2)Marx, Kapital’de yaptığı açıklamaların ve ileri sürdüğü fikirlerin sadece Batı toplumlarının gelişmesiyle ve geçirdiği aşamalarla ilgili olduğunu söyler (Lettres surle Capital, s.305, Ed. Sociales). Başka bir deyişle, Marx, bütün toplumların, İlkel Sınıfsız Toplum, Kölecilik Feodalite ve Kapitalizm aşamalarından mutlaka geçmesi gerekmediğini açıkça belirtir. Üzerinde çok tartışılan bu açıklama, özellikle Batı dünyası dışındaki toplumların tarihini, zorlamalara başvurmadan bilimsel yani marksist açıdan kavrama ve açıklama imkânını vermektedir. Ama bu, Batıdaki ekonomik ve tarihi gelişmenin dışında kalan toplumların yukarda sözü geçen aşamalardan geçmemiş olduğunu ya da geçmeyeceğini göstermez. Nitekim, Batıdaki ekonomik ve tarihi gelişmenin dışında kalan toplumların yukarda belirtilen aşamalardan farklı bir yol izleyeceğini, yani ilkel Toplum, Asya-Tipi üretim Tarzı, Kölecilik, Feodalite ve Kapitalizm, aşamalarından mutlaka geçeceğini (Marx, Ekonomi Politiğin Eleştirilmesine Katkı adlı eserinde bu sıralamayı yapar) de ileri süremeyiz. Bundan ötürü Asya-Tipi üretim tarzı, “gerçeklerimize ışık tutacağı besbelli olan” bir kavramdır derken, bu kavramın bir varsayım değeri taşıdığını, Ortaçağ Yakındoğu İmparatorluklarının ekonomik ve tarih gerçeklerini açıklamaya elverişli bir bilimsel çalışma varsayımı gibi göründüğünü söylemek istiyorum. Son sözün, her zaman olgularda olduğunu, bir varsayımın olgular karşısında sınav vermesi gerektiğini, başka varsayımlara oranla en çok olguyu açıklayabilen ve gerçeği rasyonel bir biçimde kavramamızı sağlayan bir varsayımın, bilimsel bir teori haline gelebileceğini unutmamak gerekir. Asya-tipi üretim kavramı, çeşitli araştırmacılar tarafından farklı ölçülerde ve tarzlarda tarihi ve siyasi gerçeklerimize başarıyla uygulanmış olmasına rağmen (N. Berkes, S.Divitçioğlu, İ. Küçükömer, İ. Cem, M. Sencer, vb.) teori haline gelebilmek için daha geniş ve derin incelemeleri bekleyen bir kavramdır.
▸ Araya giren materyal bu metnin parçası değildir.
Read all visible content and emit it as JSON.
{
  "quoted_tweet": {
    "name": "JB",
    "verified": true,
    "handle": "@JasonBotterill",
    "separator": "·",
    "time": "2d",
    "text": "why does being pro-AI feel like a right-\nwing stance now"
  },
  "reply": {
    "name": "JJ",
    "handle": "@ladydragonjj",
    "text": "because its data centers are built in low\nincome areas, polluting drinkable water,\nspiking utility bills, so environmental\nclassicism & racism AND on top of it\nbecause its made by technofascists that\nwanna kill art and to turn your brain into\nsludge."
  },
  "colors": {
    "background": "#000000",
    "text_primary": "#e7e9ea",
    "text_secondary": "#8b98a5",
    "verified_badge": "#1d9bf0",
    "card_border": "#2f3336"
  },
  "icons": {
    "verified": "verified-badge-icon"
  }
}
Nitekim, çeşitli ülkelerin bilginleri, özellikle Eskiçağ tarihi ve toplumları konusunda, bu tür incelemeler yapmışlar ve sözü geçen kavrama, uygulandığı alanlarda, bilimsel bir teori niteliği kazandırmışlardır.
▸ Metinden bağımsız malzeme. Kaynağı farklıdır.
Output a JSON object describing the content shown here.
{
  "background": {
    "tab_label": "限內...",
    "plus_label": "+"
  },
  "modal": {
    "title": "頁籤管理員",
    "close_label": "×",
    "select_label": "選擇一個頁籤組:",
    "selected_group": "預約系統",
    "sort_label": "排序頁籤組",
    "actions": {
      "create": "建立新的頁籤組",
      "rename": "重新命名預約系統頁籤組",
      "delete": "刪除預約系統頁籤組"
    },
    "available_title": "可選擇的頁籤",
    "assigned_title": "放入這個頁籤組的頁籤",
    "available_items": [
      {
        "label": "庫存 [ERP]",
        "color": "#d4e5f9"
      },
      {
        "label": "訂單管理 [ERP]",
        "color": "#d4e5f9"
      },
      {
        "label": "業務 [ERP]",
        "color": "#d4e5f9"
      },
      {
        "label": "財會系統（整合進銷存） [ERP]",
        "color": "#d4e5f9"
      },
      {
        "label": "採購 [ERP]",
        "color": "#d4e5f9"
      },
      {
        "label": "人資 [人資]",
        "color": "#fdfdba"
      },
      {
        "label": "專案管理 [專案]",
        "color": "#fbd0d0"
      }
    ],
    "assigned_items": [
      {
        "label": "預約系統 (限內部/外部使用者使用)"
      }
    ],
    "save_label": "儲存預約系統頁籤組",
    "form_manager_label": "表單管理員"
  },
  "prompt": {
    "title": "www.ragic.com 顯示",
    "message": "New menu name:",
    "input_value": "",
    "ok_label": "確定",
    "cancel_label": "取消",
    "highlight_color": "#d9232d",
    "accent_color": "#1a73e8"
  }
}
3)Prof. Fahir İz, Eski Türk Edebiyatında Nesir’in önsözünde, bu yanlış görüşü çok iyi ortaya koyar ve eski nesrin nasıl ele alınması, değerlendirilmesi ve kavraması gerektiğini ilgi çekici bir biçimde açıklar.
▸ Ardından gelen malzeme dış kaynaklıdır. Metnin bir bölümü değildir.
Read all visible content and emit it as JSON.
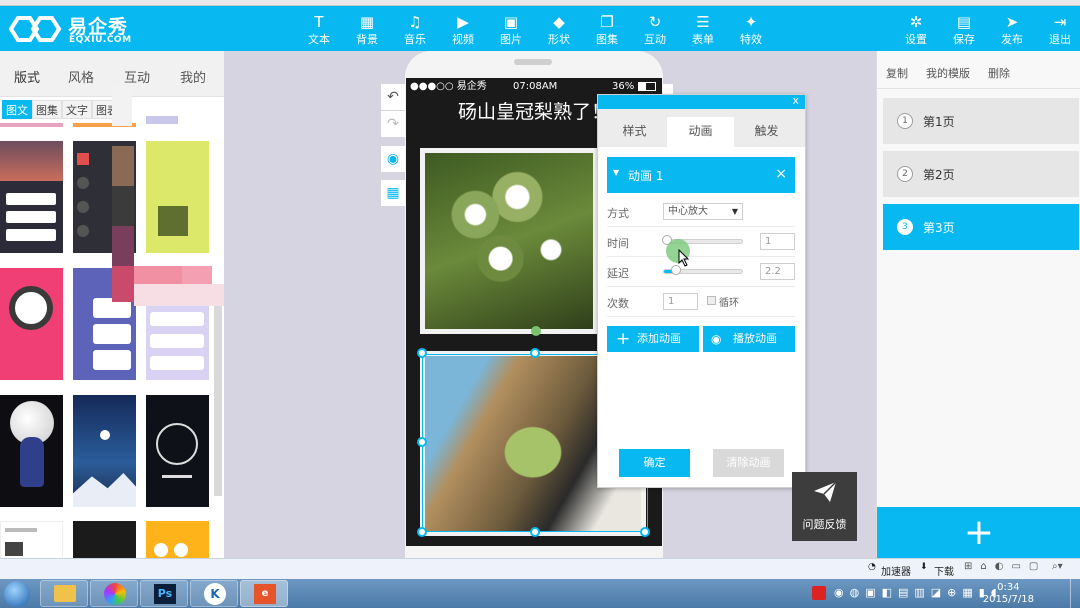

4)Türkçenin bütün imkânlarını kullanmak ve alışlagelmiş “edebi”dilin dışına çıkmak eğilimi, Kemal Tahir’de, bütünsel (totale) yani bütün dil unsurlarını ve kesimlerini kullanma yönelimini doğurmuştur. (Dil kesimi deyince, hukuk dili, yazışma dili, ilân ve reklamlardaki dil, aşara öztürkçecilik, belirli yerel ağızlar, eski Osmanlı nesri ve çevirisi, Tanzimant çağı ve daha sonrasının Frenk taklitçiliğinden doğan üslubu, vb. gibi dil yapılarını kast ediyorum.) Kemal Tahir’de dil, “anlatılan”ın yerine geçer, bir nesne haline gelir ve saydamlığını kaybeder. Onun romanlarını okurken, “anlatılan”ı “anlatan”da yani dilde algılamaya başlarız. Kişiler, olaylar ve durumlar, birer “dil olgusu” haline gelir. Tanpınar’ın deyimiyle, Kemal Tahir; “bir dil makinası” kurmuş, bir dil dünyası yaratmıştır. Bu dil, “başkası”nın yaratışı ve malı (anonim halk ürünü, eski büyük yazarlar, Türkçenin belli bir yöredeki kullanılış tarzı) olduğu halde, aynı zamanda, onun hiçbir yazara benzemeyen öz üslubudur. Bütünsel bir dil kurmaya yönelme, çağdaş Batı romanında görülen önemli özelliklerinden biridir. Soruna bu açıdan bakınca, Kemal Tahir ile hemen hiç ilgisi olmadığı halde, James Joyce akla geliyor. Bizde, aynı eğilimin en ilgi çekici ve başarılı bir örneği de, Kemal Tahir’den bambaşka bir dünyası olan Oğuz Atay’ın Tutunamayanlar’ı ve Tehlikeli Oyunlardır.